La tente fort simple, quoique vaste et appuyée sur deux énormes bambous, se divisait, à l’aide d’un rideau, en deux appartemens. La pièce la plus considérable, qui servait de salle de réception, était en grande partie occupée par un immense lit de sangle, long d’environ dix pieds sur six de large, mais très peu élevé. Les supports, de quinze à seize pouces de hauteur, plongeaient dans des vases de cuivre remplis d’eau et destinés à préserver la couche royale des insectes ou des reptiles venimeux. La tête du lit, les pieds, les côtés, étaient sculptés, peints et dorés avec un goût exquis ; sur un matelas de peu d’épaisseur était tendu un drap d’une blancheur éblouissante, attaché aux quatre coins par des cordes de soie cramoisie à longs bouts avec des glands d’or.
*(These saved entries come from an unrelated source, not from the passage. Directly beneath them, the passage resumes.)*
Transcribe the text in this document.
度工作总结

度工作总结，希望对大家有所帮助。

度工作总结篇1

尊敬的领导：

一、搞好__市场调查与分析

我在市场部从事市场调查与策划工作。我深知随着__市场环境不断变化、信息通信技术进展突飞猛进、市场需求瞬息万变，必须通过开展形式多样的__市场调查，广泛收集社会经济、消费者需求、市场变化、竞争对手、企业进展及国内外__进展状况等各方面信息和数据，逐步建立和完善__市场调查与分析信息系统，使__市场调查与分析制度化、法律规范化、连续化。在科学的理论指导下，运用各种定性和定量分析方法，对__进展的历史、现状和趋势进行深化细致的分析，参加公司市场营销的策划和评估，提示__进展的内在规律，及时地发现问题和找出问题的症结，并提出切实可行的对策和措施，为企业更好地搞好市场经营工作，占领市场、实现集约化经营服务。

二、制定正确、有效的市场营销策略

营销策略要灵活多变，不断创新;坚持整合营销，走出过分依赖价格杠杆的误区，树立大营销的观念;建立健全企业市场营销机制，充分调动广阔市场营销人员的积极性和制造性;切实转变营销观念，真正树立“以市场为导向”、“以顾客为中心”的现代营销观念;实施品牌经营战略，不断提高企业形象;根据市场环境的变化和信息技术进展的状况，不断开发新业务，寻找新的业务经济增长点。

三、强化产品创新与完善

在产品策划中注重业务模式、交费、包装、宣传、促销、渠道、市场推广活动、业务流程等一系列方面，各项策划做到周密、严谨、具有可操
Vers le centre de ce divan étaient entassés quatre ou cinq de ces larges oreillers qui, dans l’Hindoustan, reçoivent chacun un nom et une destination particulière. Il y avait, par exemple, le sirhanah, oreiller large pour la tête ; le pyrana, espèce de traversin pour mettre sous les genoux quand on ne veut pas étendre les jambes ; le gao takya, pour supporter le dos et les épaules quand on veut simplement s’asseoir ; puis encore un nombre infini d’autres coussins, plus ou moins grands, plus ou moins doux, pour venir en aide à la fatigue ou favoriser la volupté. Sur cette couche, si artistement préparée selon les besoins du climat, reposait la jeune et charmante reine de Sardannah. Elle portait un pantalon froncé, très large, de brocard pourpre et or, au-dessus duquel un gilet de mousseline blanche, brodé de perles, lui comprimait le sein de manière à en dessiner tous les contours, tandis qu’une large écharpe de satin bleu tombait de l’épaule jusqu’au genou. Ses cheveux, d’un noir lustré, étaient divisés

  1. On trouve encore de ces compagnies d’amazones dans les harems d’Hyderabad, de Lucknao et de Delhi. Nous en avons vu chez le nizam et chez son ministre Mounir-oul-Moulouk.